The humanitarian consequences of a long-lasting armed conflict and the ICRC’s response in Donetsk and Luhansk since 2014
In many places, intense fighting has severely damaged or destroyed schools, homes, medical facilities and other essential infrastructure like electricity and water facilities, disrupting lives of millions of people in the long run. For years, people living close to the frontline have struggled to access food, water, heating and medical care and many families have lost loved ones or seen them suffer severe injuries.
Since 2014, the ICRC has been supporting those communities, work that has evolved as frontlines shifted over time, especially after the escalation of the armed conflict last February. Since then, a large ICRC presence has remained in Donetsk and Luhansk to respond to the humanitarian needs there.
Last year alone, ICRC teams reached over 214,000 people with food and hygiene items, while 72,000 people received tarpaulins and plastic sheets to help patch holes and protect their homes. We also supported local actors in water network repair, benefitting 1.5 million people, and emergency water supplies to over 41,000 people in Donetsk, Mariupol and eight other locations.

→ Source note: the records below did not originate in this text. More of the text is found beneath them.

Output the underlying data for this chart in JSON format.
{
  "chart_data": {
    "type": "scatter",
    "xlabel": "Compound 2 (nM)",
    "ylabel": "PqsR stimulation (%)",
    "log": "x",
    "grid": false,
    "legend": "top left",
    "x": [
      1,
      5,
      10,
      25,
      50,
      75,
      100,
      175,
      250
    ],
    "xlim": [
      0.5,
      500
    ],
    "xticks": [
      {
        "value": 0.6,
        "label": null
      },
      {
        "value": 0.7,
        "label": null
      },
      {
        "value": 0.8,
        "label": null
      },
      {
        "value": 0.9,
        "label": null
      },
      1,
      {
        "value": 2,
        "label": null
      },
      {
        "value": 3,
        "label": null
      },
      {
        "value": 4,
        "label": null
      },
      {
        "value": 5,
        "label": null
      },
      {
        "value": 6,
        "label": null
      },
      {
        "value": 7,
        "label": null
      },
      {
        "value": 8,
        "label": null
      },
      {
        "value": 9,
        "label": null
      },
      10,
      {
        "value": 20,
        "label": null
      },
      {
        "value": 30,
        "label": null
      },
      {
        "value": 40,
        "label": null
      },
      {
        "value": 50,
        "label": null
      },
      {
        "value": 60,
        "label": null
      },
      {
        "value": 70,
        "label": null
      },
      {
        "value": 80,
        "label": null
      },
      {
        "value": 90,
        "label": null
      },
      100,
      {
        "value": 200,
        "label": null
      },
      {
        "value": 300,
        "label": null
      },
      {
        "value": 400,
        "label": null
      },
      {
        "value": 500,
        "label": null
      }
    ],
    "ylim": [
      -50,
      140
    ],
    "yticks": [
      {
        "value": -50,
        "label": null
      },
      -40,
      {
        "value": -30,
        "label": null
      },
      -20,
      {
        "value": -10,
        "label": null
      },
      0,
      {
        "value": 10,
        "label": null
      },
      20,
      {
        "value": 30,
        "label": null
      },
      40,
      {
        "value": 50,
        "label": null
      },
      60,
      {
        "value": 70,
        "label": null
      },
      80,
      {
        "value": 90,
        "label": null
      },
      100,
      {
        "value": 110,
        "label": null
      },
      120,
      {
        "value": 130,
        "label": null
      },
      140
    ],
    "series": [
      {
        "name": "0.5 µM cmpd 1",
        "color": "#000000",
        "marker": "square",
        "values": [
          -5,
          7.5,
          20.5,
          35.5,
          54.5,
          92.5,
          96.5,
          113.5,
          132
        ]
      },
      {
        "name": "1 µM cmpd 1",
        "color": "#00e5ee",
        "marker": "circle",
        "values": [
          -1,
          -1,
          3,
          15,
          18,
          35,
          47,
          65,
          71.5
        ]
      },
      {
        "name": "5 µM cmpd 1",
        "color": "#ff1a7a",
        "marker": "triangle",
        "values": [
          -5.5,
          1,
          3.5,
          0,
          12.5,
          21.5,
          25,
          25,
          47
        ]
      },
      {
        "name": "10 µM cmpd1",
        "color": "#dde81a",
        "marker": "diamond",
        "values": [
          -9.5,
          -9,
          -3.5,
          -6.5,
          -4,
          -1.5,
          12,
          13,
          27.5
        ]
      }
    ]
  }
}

In villages like Volnovakha, we restored heating, roofs, windows and doors in dozens of destroyed homes. In Donetsk, we supplied emergency construction materials to 5,500 households for temporary rehabilitation. To help people ward off the cold, we delivered 18,400 tons of coal to homes in frontline areas in Donetsk and Luhansk.
"I heard an explosion, and in the blink of an eye, everything collapsed on me. I looked up - the ceiling hung over me. I began to get out from under the rubble, through the labyrinth of the collapsed roof and broken furniture, huge nails sticking out of logs. The explosion was so strong that the door to the room was shattered in two parts," said Volnovakha resident Nadezhda. The ICRC provided building materials to help restore her home.
Our work reflects the crude reality people have been living in for years, with heavy shelling resulting in the loss of lives and injuring thousands.
In Donetsk, we have supplied medicine and equipment to dozens of medical facilities so they are equipped to respond to emergencies. This comes on top of the regular delivery of medicines for the treatment of chronic diseases to 15 healthcare facilities, including 52,000 vials of insulin to support over 3,000 diabetes patients.
Of the thousands of heavy projectiles fired daily, hundreds of artillery shells do not explode, posing a major threat for communities. Common activities like planting a garden, children playing outside, or walking off an unpaved road take on a potentially deadly level of risk. Blasts can be fatal or cause injuries such as blindness, burns, damaged limbs, and deep shrapnel wounds.
Since 2014, the ICRC has supported demining efforts through the distribution of equipment to help reduce risks to civilians.
Last year we increased this support by distributing safety leaflets, mine risk awareness signs, and marking tape. Technical equipment and tools were donated to organisations responsible for humanitarian demining activities to reduce exposure of civilians to mines.
In 2022, ICRC teams in Donetsk and Luhansk continued their humanitarian work initiated in 2014, including:
- Provision of food parcels and hygiene kits to 200'000 people
- Support to 34 hospitals with medical equipment and surgical disposables
- Provision of wheelchairs, walking aids and custom-made orthopedic footwear to 805 patients and support to Luhansk prosthetic-Orthopedic plant
- Provision of potable water to 41'000 people in Donetsk, Mariupol and 8 more settlements, while 1,5 million people benefitted to water network repair done by ICRC, in support of water local authorities.